Most Avians retain limbs 1&2 as grasping appendages, either for catching prey or hanging from a perch.  Limbs 3&4 have evolved into canards, or "fore-wings" that mainly act as stabilizers and Limb 5 has become a "hind wing" which propels the creature by flapping up and down in a similar manner to the horizontal tail fluke of a dolphin.

Avian wing shapes

Now Paul has experimented with paper models of these designs and they glide very well -- rather better than a birdlike form, in fact.  However, I have found it difficult to picture them in my mind actually flapping since, unlike birds, it involves a motion with a net angular momentum.  Consider a terrestrial bird flapping its wings: both wings beat in a mirror image motion of each other, their angular momenta cancel out, permitting unwavering and stable flight. These Avians, though, pivot their hind wing up and down about the middle of the body, which would result in an undulating, bobbing motion (except when gliding). This takes a while to get used to, but envisaging real alien creatures should tax the imagination!

Various views of an uther (top, isometric, side, front); pose is the "gliding position"
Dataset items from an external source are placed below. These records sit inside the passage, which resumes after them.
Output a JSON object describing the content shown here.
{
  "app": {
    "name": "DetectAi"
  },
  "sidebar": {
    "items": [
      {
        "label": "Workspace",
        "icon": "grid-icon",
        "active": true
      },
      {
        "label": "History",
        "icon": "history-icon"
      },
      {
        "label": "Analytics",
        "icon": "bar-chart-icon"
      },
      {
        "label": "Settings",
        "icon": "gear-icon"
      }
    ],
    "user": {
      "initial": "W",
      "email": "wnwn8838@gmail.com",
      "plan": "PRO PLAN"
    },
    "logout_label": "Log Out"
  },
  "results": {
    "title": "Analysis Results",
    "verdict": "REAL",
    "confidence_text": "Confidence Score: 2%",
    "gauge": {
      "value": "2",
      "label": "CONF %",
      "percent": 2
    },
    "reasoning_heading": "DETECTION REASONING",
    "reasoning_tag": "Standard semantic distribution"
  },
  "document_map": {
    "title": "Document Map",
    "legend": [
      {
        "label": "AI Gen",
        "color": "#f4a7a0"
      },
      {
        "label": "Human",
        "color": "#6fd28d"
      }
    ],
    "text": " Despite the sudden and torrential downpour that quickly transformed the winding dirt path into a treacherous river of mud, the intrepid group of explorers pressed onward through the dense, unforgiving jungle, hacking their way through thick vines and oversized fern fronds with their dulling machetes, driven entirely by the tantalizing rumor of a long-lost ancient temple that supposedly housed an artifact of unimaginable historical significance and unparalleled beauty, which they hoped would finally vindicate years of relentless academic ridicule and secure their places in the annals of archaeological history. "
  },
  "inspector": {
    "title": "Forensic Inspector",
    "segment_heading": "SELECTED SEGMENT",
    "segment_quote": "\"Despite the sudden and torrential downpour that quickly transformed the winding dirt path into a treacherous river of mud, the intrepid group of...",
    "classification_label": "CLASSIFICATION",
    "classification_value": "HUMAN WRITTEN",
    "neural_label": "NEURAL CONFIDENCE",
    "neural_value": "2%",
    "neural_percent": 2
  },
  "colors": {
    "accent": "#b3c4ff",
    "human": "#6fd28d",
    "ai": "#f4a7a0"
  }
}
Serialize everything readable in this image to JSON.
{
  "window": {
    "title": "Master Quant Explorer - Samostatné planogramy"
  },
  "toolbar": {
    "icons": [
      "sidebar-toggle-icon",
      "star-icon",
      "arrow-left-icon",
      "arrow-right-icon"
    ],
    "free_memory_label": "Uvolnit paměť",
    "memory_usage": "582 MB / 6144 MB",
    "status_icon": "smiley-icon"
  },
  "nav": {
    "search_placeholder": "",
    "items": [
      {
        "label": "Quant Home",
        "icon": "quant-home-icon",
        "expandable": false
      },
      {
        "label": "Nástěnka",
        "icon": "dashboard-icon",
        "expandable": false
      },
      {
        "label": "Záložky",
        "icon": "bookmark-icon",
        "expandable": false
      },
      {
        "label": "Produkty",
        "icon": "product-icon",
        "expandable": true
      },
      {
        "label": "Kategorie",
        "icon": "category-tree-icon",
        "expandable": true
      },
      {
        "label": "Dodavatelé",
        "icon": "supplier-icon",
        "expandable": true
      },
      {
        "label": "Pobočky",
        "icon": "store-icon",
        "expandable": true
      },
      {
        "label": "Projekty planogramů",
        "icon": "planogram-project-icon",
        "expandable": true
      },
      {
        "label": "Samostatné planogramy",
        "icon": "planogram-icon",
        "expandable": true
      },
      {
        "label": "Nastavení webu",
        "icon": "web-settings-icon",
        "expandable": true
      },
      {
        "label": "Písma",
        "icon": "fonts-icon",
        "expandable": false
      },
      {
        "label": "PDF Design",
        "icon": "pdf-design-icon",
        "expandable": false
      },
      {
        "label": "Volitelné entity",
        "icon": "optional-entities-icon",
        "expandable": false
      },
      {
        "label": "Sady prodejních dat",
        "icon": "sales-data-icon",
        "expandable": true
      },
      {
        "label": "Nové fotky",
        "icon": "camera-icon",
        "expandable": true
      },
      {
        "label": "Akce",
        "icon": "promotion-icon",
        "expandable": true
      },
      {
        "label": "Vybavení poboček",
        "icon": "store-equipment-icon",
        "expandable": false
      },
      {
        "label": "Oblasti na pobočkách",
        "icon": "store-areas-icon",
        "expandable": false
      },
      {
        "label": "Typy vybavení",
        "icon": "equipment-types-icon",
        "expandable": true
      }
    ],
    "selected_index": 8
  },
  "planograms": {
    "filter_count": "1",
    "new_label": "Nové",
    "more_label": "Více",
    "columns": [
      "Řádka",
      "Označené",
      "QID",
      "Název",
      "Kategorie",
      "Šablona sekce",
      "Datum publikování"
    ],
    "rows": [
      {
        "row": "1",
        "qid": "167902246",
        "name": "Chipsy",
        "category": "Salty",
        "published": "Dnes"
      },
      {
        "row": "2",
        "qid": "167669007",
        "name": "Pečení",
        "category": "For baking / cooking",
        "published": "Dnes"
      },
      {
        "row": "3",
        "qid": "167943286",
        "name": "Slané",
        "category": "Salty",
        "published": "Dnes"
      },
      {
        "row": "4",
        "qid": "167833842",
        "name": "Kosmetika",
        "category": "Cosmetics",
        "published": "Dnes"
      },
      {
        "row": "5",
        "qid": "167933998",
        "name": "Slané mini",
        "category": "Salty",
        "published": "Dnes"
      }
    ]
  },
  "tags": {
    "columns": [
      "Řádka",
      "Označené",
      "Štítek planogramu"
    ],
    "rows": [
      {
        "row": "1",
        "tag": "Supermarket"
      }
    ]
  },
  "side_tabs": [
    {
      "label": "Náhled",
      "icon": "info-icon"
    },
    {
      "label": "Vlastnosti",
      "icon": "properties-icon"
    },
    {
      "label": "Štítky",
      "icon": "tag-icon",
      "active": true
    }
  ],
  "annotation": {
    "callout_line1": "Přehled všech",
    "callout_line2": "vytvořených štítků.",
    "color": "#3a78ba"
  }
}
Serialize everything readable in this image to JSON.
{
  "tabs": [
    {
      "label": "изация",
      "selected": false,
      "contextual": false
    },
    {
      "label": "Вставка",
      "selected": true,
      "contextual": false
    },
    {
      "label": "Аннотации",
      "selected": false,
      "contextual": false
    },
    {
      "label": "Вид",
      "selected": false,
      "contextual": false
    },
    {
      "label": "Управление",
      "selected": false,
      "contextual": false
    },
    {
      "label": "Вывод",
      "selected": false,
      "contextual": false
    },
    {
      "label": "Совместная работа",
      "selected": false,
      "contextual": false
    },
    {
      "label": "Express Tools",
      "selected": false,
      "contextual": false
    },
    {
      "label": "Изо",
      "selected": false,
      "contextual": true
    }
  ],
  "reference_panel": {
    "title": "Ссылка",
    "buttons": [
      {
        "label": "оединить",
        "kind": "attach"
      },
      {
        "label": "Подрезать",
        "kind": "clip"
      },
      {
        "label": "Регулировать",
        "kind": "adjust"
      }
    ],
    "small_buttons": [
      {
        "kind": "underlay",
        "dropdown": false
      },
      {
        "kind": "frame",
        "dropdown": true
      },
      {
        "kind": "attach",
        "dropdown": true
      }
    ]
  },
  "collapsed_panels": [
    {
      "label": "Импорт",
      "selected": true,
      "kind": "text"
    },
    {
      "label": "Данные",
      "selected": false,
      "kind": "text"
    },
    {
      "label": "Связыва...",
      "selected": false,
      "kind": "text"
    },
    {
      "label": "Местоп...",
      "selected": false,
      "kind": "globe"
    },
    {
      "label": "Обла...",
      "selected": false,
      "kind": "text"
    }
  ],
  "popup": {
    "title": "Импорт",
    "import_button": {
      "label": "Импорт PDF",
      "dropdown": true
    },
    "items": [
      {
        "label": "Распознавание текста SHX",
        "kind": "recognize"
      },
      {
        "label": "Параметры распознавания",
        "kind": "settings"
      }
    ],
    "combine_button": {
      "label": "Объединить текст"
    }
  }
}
Could they actually work? The more I think about it the more convinced I become that we can really run with these creatures, especially as Paul has provided a choice of variant forms (perhaps the "Concorde" version though is a rather difficult to justify!). This is especially true when one takes into account that the hind wing is ribbed with extensile muscle/skeleton and therefore is not just a crude paddle but can be made to vary its geometry as it beats. This also applies to the smaller fore wings which need not be entirely passive structures.

Del Cotter happens to be working on another five limbed avian form, details of which are tantalizing, but sketchy. Quoting from his email again:

"I will try to put together my thoughts on the osmotic muscle and the avians. I think I can fix the muscle, but the avians will have to be toned down a bit! I have sketched an albatross analogue called a 'Mariner', and am thinking of a smaller relative with a different gliding strategy ¾ like a storm petrel.
They glide on their front wings (which are capable of flapping flight; the details will depend on whether the muscles are compressive or tensile) and when near the water they use their rear fluke (which has developed an oar shape) for propulsion. This rear fluke becomes a stabiliser in free-air flyers, and a monopod in land adapted forms. Both pelagic types feed on the swimming and "flying fish" aquans which are their close relatives..."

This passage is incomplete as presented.